The station — known as the home station of Roosevelt, the 26th president — stands less than five miles from his Oyster Bay residence, Sagamore Hill, the area’s main tourist attraction.
But Roosevelt’s story does not end at his estate’s boundary, museum trustees say. It continues in downtown Oyster Bay and at the train station, which went on the National Register of Historic Places two years ago. They envision the station as “a larger teaching tool,” said Liz Irwin, a consultant for the museum, simultaneously educating the public on Long Island’s railroad history and the president’s life locally.
The station now contains a few small exhibits, including drawings and photographs of the station through the decades and railroad artifacts like signal lights, which are open to the public on special occasions. The museum also owns or cares for seven pieces of heavy equipment, including a steam engine, a caboose, two passenger coaches and a boxcar. But most of these are not yet on site.
The trustees say $1.7 million to $3.5 million are needed to restore and convert the station completely, refurbish the rolling stock and bring a defunct turntable nearby to working order.
The effort to open a museum evolved from a more modest project to preserve a steam engine that hauled commuter trains until its retirement in 1955. A group, eventually the Friends of Locomotive 35, was formed in 1990 and broadened its attention to the train station and turntable as town officials discussed the possibility of opening a railroad museum in a 2002 hamlet plan, said Ben Jankowski, the museum chairman.
Last year the Friends became the Oyster Bay Railroad Museum under the auspices of the State Department of Education. The town, which bought the station from the Metropolitan Transportation Authority in 2005, is working on a contract to grant stewardship of it to the museum group, Mr. Jankowski said. The group subleases part of the adjacent rail yard from the town, where the turntable is situated and Engine 35 remains in pieces.
Ms. Irwin said the town would hire a director of development for the museum, who would help obtain a grant for the museum. Until then, the trustees can only wait. The deadline for many grant applications this year has passed, Ms. Irwin said.
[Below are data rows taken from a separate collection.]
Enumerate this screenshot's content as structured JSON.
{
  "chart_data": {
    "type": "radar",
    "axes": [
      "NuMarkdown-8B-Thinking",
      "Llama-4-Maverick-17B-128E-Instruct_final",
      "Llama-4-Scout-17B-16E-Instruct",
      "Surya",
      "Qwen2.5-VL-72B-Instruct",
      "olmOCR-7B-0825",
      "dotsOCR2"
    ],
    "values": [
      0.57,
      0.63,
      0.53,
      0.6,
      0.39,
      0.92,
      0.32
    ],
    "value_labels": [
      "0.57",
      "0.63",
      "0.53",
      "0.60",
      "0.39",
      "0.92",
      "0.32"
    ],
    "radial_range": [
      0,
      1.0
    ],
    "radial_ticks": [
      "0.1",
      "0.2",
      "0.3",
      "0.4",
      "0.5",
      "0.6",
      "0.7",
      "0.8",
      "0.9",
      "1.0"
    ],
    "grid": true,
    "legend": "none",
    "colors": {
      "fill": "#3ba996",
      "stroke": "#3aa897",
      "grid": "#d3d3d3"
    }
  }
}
John Venditto, the town supervisor and an advocate of the museum, said he expected the town board would award the management contract to the museum group next month. He also revealed a special connection to the train station: His wife’s uncle once operated the turntable, he said.
Assemblyman Robert Walker said he was eager to see the museum become fully functioning. “It will promote economic development, lend a sense of history and educate the community,” he said.
The trustees agree that the museum is part of a larger revitalization project. “This is about making Oyster Bay a major regional destination,” Mr. Jankowski said.